Olivia grins, then flops onto my bed like it’s hers. Which, at this point, it sort of is. “You laugh, but it was a big day. She even shared her treat.”

“With the horse?”

“With another dog. Small. Judgy. Name was Lancelot. It was a whole vibe.”

I sit beside her, careful not to close the distance too quickly. She smells like hay and sunshine and the complete ruin ofmy emotional self-control. “Now I know you’re making shit up. There are no other dogs here.”

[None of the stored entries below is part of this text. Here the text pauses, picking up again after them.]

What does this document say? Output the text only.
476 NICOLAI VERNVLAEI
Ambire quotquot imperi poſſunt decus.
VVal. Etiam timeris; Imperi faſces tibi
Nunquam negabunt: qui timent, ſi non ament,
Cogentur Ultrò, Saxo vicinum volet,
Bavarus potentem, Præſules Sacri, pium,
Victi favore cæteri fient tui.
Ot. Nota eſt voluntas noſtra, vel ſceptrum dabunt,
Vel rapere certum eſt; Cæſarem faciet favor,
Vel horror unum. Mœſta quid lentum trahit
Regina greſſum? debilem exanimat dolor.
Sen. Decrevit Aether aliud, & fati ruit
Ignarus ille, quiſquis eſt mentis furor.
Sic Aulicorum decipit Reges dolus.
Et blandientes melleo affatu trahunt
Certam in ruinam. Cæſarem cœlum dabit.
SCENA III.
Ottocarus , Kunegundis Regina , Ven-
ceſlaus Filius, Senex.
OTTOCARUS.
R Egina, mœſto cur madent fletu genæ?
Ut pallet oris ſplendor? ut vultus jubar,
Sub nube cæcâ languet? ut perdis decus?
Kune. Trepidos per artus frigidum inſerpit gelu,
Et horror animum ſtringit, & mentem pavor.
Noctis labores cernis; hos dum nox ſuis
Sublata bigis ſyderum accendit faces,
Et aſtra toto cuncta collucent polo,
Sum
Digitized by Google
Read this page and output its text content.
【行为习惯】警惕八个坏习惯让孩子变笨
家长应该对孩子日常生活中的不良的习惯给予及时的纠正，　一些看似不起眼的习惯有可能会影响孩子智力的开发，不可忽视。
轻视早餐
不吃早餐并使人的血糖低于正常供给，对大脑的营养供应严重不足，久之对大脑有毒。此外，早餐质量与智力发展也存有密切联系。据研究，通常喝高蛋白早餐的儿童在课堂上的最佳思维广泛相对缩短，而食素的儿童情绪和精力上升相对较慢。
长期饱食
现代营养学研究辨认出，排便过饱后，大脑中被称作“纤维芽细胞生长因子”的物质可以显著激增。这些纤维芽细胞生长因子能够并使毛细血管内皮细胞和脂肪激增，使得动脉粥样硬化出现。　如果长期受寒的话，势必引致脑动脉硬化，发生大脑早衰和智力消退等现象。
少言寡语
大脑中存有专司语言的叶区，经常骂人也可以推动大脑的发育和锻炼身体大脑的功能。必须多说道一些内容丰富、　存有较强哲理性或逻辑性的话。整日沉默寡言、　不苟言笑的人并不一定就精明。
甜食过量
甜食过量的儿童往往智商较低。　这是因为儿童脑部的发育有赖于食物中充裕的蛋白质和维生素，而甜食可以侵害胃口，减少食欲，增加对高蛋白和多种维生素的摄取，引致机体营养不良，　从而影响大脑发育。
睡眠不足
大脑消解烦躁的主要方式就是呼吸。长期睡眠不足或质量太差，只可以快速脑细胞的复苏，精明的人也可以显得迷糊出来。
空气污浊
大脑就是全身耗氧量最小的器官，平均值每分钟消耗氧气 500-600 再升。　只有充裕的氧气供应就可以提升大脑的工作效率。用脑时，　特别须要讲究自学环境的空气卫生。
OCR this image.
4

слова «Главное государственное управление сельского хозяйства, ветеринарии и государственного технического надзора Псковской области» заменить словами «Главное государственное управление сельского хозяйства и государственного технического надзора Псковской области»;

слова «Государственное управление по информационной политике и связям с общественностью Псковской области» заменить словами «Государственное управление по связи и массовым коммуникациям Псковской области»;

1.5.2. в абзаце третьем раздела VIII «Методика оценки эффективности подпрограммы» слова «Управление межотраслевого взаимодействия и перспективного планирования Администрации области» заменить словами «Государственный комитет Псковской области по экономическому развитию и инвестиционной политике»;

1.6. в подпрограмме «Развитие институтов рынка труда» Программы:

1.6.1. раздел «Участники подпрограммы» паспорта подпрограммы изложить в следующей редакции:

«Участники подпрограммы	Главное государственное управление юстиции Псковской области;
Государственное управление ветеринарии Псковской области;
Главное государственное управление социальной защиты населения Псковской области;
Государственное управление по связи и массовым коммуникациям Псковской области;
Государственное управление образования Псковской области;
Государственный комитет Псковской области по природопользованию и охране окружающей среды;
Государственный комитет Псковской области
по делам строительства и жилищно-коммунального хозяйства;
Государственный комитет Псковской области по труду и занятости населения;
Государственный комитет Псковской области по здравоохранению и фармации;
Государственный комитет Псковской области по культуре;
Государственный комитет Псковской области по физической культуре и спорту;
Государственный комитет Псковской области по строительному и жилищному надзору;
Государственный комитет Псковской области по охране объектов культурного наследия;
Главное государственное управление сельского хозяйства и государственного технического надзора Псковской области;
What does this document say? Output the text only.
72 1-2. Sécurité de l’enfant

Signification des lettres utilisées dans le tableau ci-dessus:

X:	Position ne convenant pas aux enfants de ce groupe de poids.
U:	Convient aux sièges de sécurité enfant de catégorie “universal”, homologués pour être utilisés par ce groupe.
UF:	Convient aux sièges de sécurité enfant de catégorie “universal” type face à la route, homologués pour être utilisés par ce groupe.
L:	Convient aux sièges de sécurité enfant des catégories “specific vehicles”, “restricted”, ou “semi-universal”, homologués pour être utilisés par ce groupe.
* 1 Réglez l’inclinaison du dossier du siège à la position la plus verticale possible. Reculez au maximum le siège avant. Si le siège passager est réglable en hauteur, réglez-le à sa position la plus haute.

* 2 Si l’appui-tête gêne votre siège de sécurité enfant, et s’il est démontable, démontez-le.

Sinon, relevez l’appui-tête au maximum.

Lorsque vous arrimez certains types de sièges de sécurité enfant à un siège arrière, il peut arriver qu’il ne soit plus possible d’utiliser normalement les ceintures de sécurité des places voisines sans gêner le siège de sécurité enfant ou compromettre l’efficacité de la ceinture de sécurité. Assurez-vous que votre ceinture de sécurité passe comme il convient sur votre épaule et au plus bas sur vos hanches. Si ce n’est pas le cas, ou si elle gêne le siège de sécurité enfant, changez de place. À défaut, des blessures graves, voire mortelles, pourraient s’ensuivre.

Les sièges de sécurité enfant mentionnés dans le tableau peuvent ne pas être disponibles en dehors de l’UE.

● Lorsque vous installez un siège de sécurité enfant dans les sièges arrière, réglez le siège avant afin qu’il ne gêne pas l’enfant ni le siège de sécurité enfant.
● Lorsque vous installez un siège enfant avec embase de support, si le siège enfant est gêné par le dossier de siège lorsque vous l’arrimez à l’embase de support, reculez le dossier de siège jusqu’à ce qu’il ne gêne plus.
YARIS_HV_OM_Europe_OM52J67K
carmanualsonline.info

She shrugs, half-yawning. “Did I miss anything?”

“Scottie tried to blackmail Kade, Papa made everyone do toasts for no reason, and I was called soft four times. Once by a seven-year-old.”

She arches a brow.

“Okay, Greyson’s twenty-one. But emotionally? He’s seven and a half, max.”

Her laugh is lazy. She’s pretty tired. “And did you cry?”

“Almost,” I admit. “Mostly because you weren’t there.”

She falls silent, and I gaze at her. Truly gaze. At the way one leg is tucked beneath her as if she’s trying not to occupy too much space. At the faint mark on her temple where her braid has been pulled too tightly. At the crease between her brows that she believes no one notices when she’s pretending everything’s fine.

“You okay?” she asks, suspicion bleeding into her voice.

“No,” I say. “Not really.”

She straightens a little. “Did something happen?”

“Yes.” I look at her. “You. You entered my life and knocked me upside down and downside up.”

Her throat moves around a swallow, her eyes narrowing like she’s trying to decode me. “Lucian . . .”

“I’m not saying it to be dramatic,” I cut in before she spirals. “And I’m not trying to make a move. I just . . .” I drag a hand through my hair, and exhale. “I don’t know how to do this when it’s not a joke. When I’m not hiding behind innuendo or sarcasm. When it’s actually real.”

She looks down.

And I fucking hate that.

I reach over and tap her knee. “Hey. Look at me.”

She does. Slowly. Like it costs her something.

“Earlier, when I was surrounded by family, I still felt like something was missing. It wasn’t about who got the last brownie or who brought up who cheated on who. It was you. Not being there.”

Her eyes are wide, uncertain. “Lucian, we said?—”

“I know what we said. I know the deal. Hell, I wrote that ridiculous agreement, remember?” My smile is crooked. Small. Honest. “But now . . .”

Her silence stretches between us like barbed wire.

She leans forward, elbows resting on her knees, fidgeting with the hem of her sleeve. “I’ve never been good at this,” she says at last. “The feelings thing. Letting people in. I usually get close enough to joke about it and then bail before anyone notices I was even there.”

“I noticed,” I say, my voice low. “I always notice.”

She swallows hard.

“I used to think I’d end up alone,” she murmurs. “By choice. Because it was easier.”